A Colorado man will face attempted murder charges for allegedly swerving across several lanes of traffic in a busy section of Interstate 25 and striking a motorcyclist in what investigators are calling an act of road rage.

Alberto Mota, 39, turned himself into the Douglas County jail Wednesday night where he remains on suspicion of three counts of attempted first-degree murder, four counts of felony menacing, vehicular assault, violating a bail bond, child abuse, four counts of reckless endangerment and driving without a valid license. A judge on Thursday set his bond at $50,000.

“We feel very strongly we can prove in court that this was an intentional act,” Colorado State Patrol Maj. J.P. Burt said Thursday at a news conference.

The motorcyclist, 54-year-old Quentin Quidley, remained hospitalized Thursday after being seriously injured in the crash, Burt said. The charges stem from a 2 p.m. Aug. 16 crash when Mota drove his Ford truck across several lanes of traffic and struck Quidley, who was driving a motorcycle.
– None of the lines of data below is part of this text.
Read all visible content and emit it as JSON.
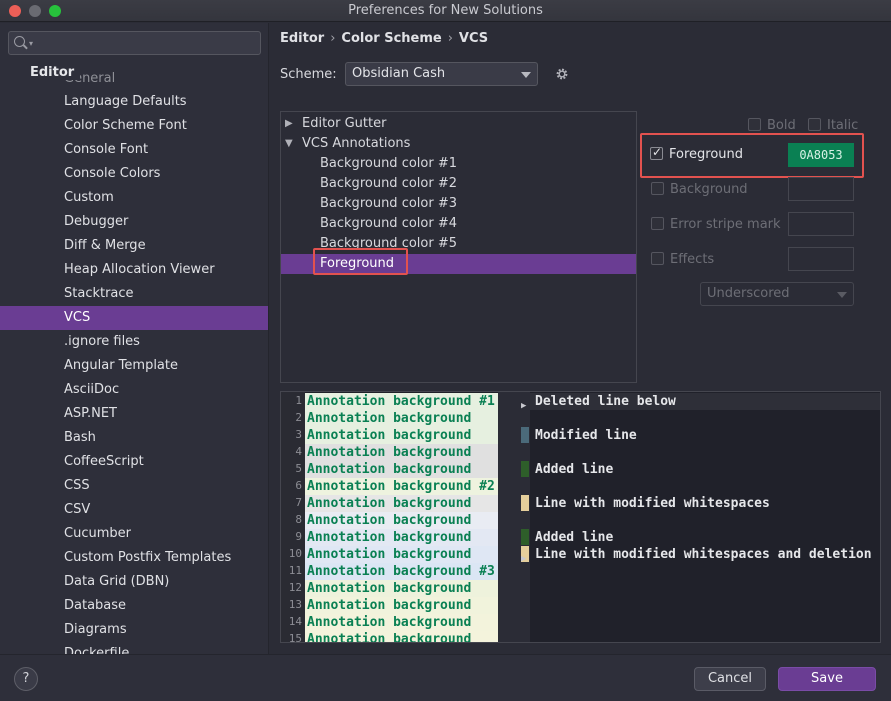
{
  "window": {
    "title": "Preferences for New Solutions"
  },
  "sidebar": {
    "search_placeholder": "",
    "section": "Editor",
    "partial_item": "General",
    "items": [
      "Language Defaults",
      "Color Scheme Font",
      "Console Font",
      "Console Colors",
      "Custom",
      "Debugger",
      "Diff & Merge",
      "Heap Allocation Viewer",
      "Stacktrace",
      "VCS",
      ".ignore files",
      "Angular Template",
      "AsciiDoc",
      "ASP.NET",
      "Bash",
      "CoffeeScript",
      "CSS",
      "CSV",
      "Cucumber",
      "Custom Postfix Templates",
      "Data Grid (DBN)",
      "Database",
      "Diagrams",
      "Dockerfile"
    ],
    "selected": "VCS"
  },
  "breadcrumb": {
    "a": "Editor",
    "b": "Color Scheme",
    "c": "VCS",
    "sep": "›"
  },
  "scheme": {
    "label": "Scheme:",
    "value": "Obsidian Cash"
  },
  "tree": {
    "editor_gutter": "Editor Gutter",
    "vcs_annotations": "VCS Annotations",
    "children": [
      "Background color #1",
      "Background color #2",
      "Background color #3",
      "Background color #4",
      "Background color #5",
      "Foreground"
    ],
    "selected": "Foreground"
  },
  "attributes": {
    "bold": "Bold",
    "italic": "Italic",
    "foreground": "Foreground",
    "foreground_checked": true,
    "foreground_value": "0A8053",
    "foreground_color": "#0a8053",
    "background": "Background",
    "error_stripe": "Error stripe mark",
    "effects": "Effects",
    "effects_style": "Underscored"
  },
  "preview": {
    "annotations": [
      {
        "n": "1",
        "text": "Annotation background #1",
        "bg": "#e6f0e0"
      },
      {
        "n": "2",
        "text": "Annotation background",
        "bg": "#e6f0e0"
      },
      {
        "n": "3",
        "text": "Annotation background",
        "bg": "#e6f0e0"
      },
      {
        "n": "4",
        "text": "Annotation background",
        "bg": "#e0e0e0"
      },
      {
        "n": "5",
        "text": "Annotation background",
        "bg": "#e0e0e0"
      },
      {
        "n": "6",
        "text": "Annotation background #2",
        "bg": "#eef3df"
      },
      {
        "n": "7",
        "text": "Annotation background",
        "bg": "#e6e6e6"
      },
      {
        "n": "8",
        "text": "Annotation background",
        "bg": "#e9ecf3"
      },
      {
        "n": "9",
        "text": "Annotation background",
        "bg": "#e3e8f3"
      },
      {
        "n": "10",
        "text": "Annotation background",
        "bg": "#dfe7f4"
      },
      {
        "n": "11",
        "text": "Annotation background #3",
        "bg": "#dbe6f4"
      },
      {
        "n": "12",
        "text": "Annotation background",
        "bg": "#eef2dc"
      },
      {
        "n": "13",
        "text": "Annotation background",
        "bg": "#f1f3dc"
      },
      {
        "n": "14",
        "text": "Annotation background",
        "bg": "#f3f3dc"
      },
      {
        "n": "15",
        "text": "Annotation background",
        "bg": "#f4f3dc"
      }
    ],
    "lines": {
      "deleted": "Deleted line below",
      "modified": "Modified line",
      "added1": "Added line",
      "whitespace": "Line with modified whitespaces",
      "added2": "Added line",
      "whitespace_del": "Line with modified whitespaces and deletion"
    }
  },
  "footer": {
    "help": "?",
    "cancel": "Cancel",
    "save": "Save"
  }
}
The crash occurred on I-25 near Castle Pines where the speed limit is 75 mph.

Mota spoke to investigators at the scene and told them he made an unsafe lane change and the crash was unintentional. But a crash re-creation, physical evidence and a video show that Mota’s initial story is unlikely, Burt said. Investigators would not elaborate further on what they think caused the altercation.

A driver who recorded the crash sent a video to Denver’s 9News, which then shared it with Colorado State Patrol. That video accelerated the investigation, Burt said, but it takes time to complete the in-depth crash analysis such a case requires. Investigators knew of Mota’s whereabouts during the two weeks it took to finish the investigation, he said.

Mota faces child abuse charges because his 12-year-old daughter was in the truck with him at the time of the crash, Burt said.

At the time of the crash, Mota was out on bond for a second-degree assault charge stemming from a 2018 incident. He previously pleaded guilty to a separate misdemeanor menacing charge in 2013.